Am Burgfelder Platz wechselte ich abermals das Tram, um zum Barfüßerplatz zu fahren. Ein letztes Mal wollte das Kopfsteinpflaster der Basler Altstadt unter den nackten Füßen spüren. Die Freiestraße war jetzt menschenleer. Lediglich ein Bettler saß noch auf der Straße und lallte: "Du hast keine Schuhe und ich habe gleich zwei!" Ich ging weiter, über Treppen, durch Gassen und zurück zum Barfüßerplatz. Auch hier kaum noch Menschen. "Normale" Leute waren jetzt zu Hause in der warmen Stube. Wer jetzt noch in der Stadt auf der Straße war, der war entweder kein Christ oder er hatte kein Zuhause. Die Spreu hatte sich vom Weizen getrennt. Und ich gehörte zur Spreu, genauso wie der Autofahrer, der vorbeiraste, dann anhielt und laut zu pöbeln anfing: "Zieh dir Schuhe an, es ist Winter!" Da ich die "stille Nacht" in gewisser Weise respektiere, was sich nicht zuletzt dadurch bemerkbar macht, daß ich auf laut klappernde Absätze verzichtet habe, hatte ich es auch nicht nötig, zurückzupöbeln, sondern ich beließ es bei "stillen Gedanken". Leute, die in den ziemlich leeren Straßenbahnen saßen, richteten ihre Augen auf meine Füße. Dann brachte mich ein gelbes Tram der Linie 11 zum SBB-Bahnhof.
Während ich die Rolltreppe hinauf zur Passarelle fuhr, starrte ein Mann grimmig von der Nachbarrolltreppe auf meine Füße. Aber schon war ich oben, und bald ging's wieder runter zum Bahnsteig, wo gerade mein doppelstöckiger Interregio-Zug einrollte. Ich bestieg den Zug und nahm auf der "Chefetage" Platz. Der Zug war ebenso wie alle anderen Züge leer. Es war angenehm warm hier, der Boden des Zuges hatte nahezu Teppichqualität. Ich erlaubte mir, etwas zu essen, denn dieses ist zwar in den Trams, nicht aber in den SBB-Zügen verboten. Das totale Rauchverbot störte mich nicht, und von Barfußverbot habe ich in SBB-Zügen auch noch nie was gehört.
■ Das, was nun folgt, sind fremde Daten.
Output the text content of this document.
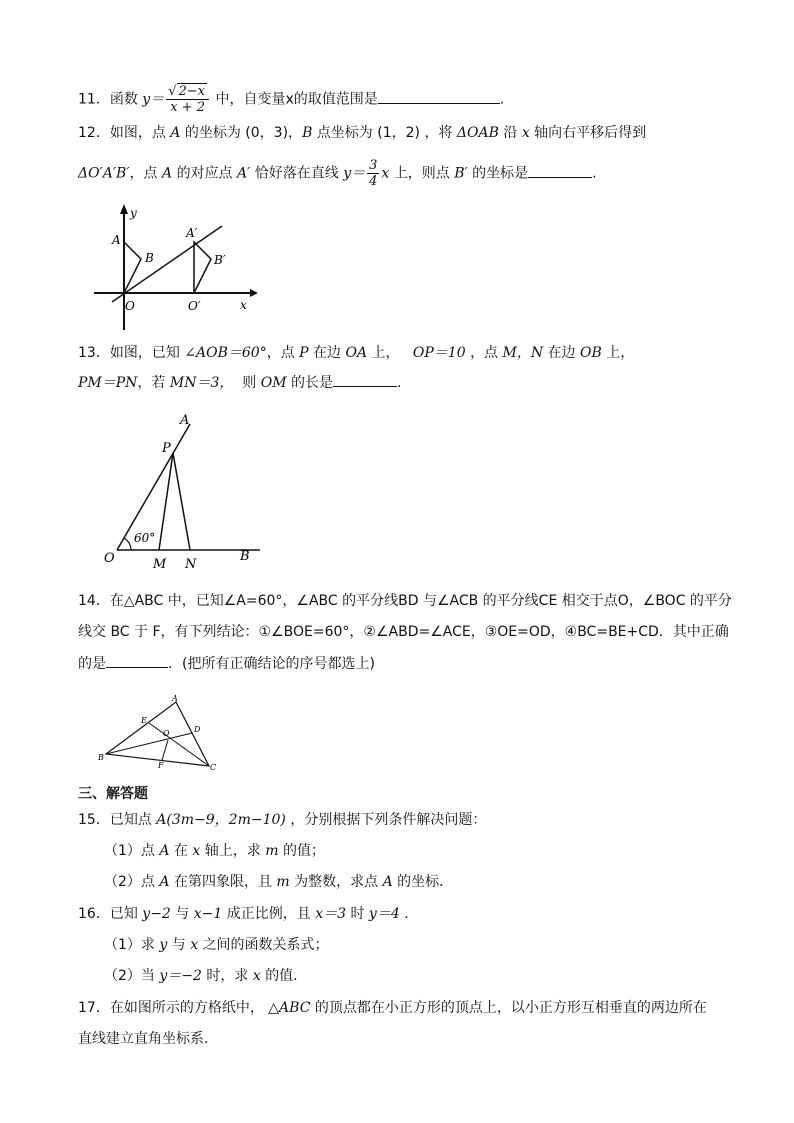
11．函数 $y= \frac{√ 2-x}{x + 2}$ 中，自变量x的取值范围是	.
12．如图，点 A 的坐标为 (0，3)，B 点坐标为 (1，2) ，将 ΔOAB 沿 x 轴向右平移后得到
ΔO′A′B′，点 A 的对应点 A′ 恰好落在直线 $y= \frac{3}{4}$ x 上，则点 B′ 的坐标是	.
y
x
A
B
O
A′
B′
O′
13．如图，已知 ∠AOB＝60°，点 P 在边 OA 上， OP＝10 ，点 M，N 在边 OB 上，
PM＝PN，若 MN＝3， 则 OM 的长是	.
A
P
O	M N
B
60°
14．在△ABC 中，已知∠A=60°，∠ABC 的平分线BD 与∠ACB 的平分线CE 相交于点O，∠BOC 的平分
线交 BC 于 F，有下列结论：①∠BOE=60°，②∠ABD=∠ACE，③OE=OD，④BC=BE+CD．其中正确
的是	．(把所有正确结论的序号都选上)
A
B
C
D
E
O
F
三、解答题
15．已知点 A(3m−9，2m−10) ，分别根据下列条件解决问题：
（1）点 A 在 x 轴上，求 m 的值；
（2）点 A 在第四象限，且 m 为整数，求点 A 的坐标．
16．已知 y−2 与 x−1 成正比例，且 x＝3 时 y＝4 ．
（1）求 y 与 x 之间的函数关系式；
（2）当 y＝−2 时，求 x 的值．
17．在如图所示的方格纸中， △ABC 的顶点都在小正方形的顶点上，以小正方形互相垂直的两边所在
直线建立直角坐标系．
Pünktlich um 21.04 Uhr setzte sich der Zug in Bewegung. Der Schaffner fragte mich, ob es nicht Zug kalt sei, was ich mit einem "Im Zug sicher nicht" beantwortete.
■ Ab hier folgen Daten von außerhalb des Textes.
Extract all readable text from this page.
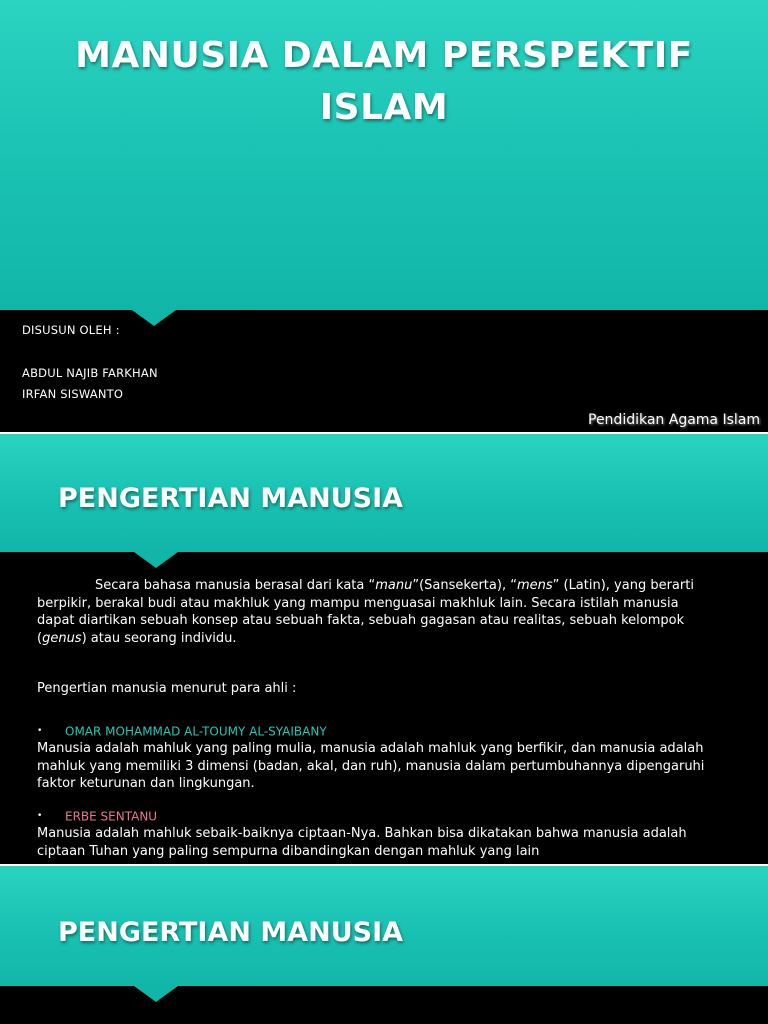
MANUSIA DALAM PERSPEKTIF
ISLAM

DISUSUN OLEH :

ABDUL NAJIB FARKHAN

IRFAN SISWANTO

Pendidikan Agama Islam

PENGERTIAN MANUSIA

Secara bahasa manusia berasal dari kata “manu”(Sansekerta), “mens” (Latin), yang berarti berpikir, berakal budi atau makhluk yang mampu menguasai makhluk lain. Secara istilah manusia dapat diartikan sebuah konsep atau sebuah fakta, sebuah gagasan atau realitas, sebuah kelompok (genus) atau seorang individu.

Pengertian manusia menurut para ahli :

• OMAR MOHAMMAD AL-TOUMY AL-SYAIBANY

Manusia adalah mahluk yang paling mulia, manusia adalah mahluk yang berfikir, dan manusia adalah mahluk yang memiliki 3 dimensi (badan, akal, dan ruh), manusia dalam pertumbuhannya dipengaruhi faktor keturunan dan lingkungan.

• ERBE SENTANU

Manusia adalah mahluk sebaik-baiknya ciptaan-Nya. Bahkan bisa dikatakan bahwa manusia adalah ciptaan Tuhan yang paling sempurna dibandingkan dengan mahluk yang lain

PENGERTIAN MANUSIA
Als ich in Zofingen den Interregio verließ, gab es etliche schockierte Blicke. Ich aber ging ohne Zögern zum Veloständer und radelte nach Hause. Zum ersten Mal in meinem Leben habe ich den Heiligabend barfuß in einer großen Stadt zugebracht. Noch vor drei Jahren hätte ich das für "absolut unmöglich" gehalten. Ob es das letzte Mal war? Hoffentlich nicht!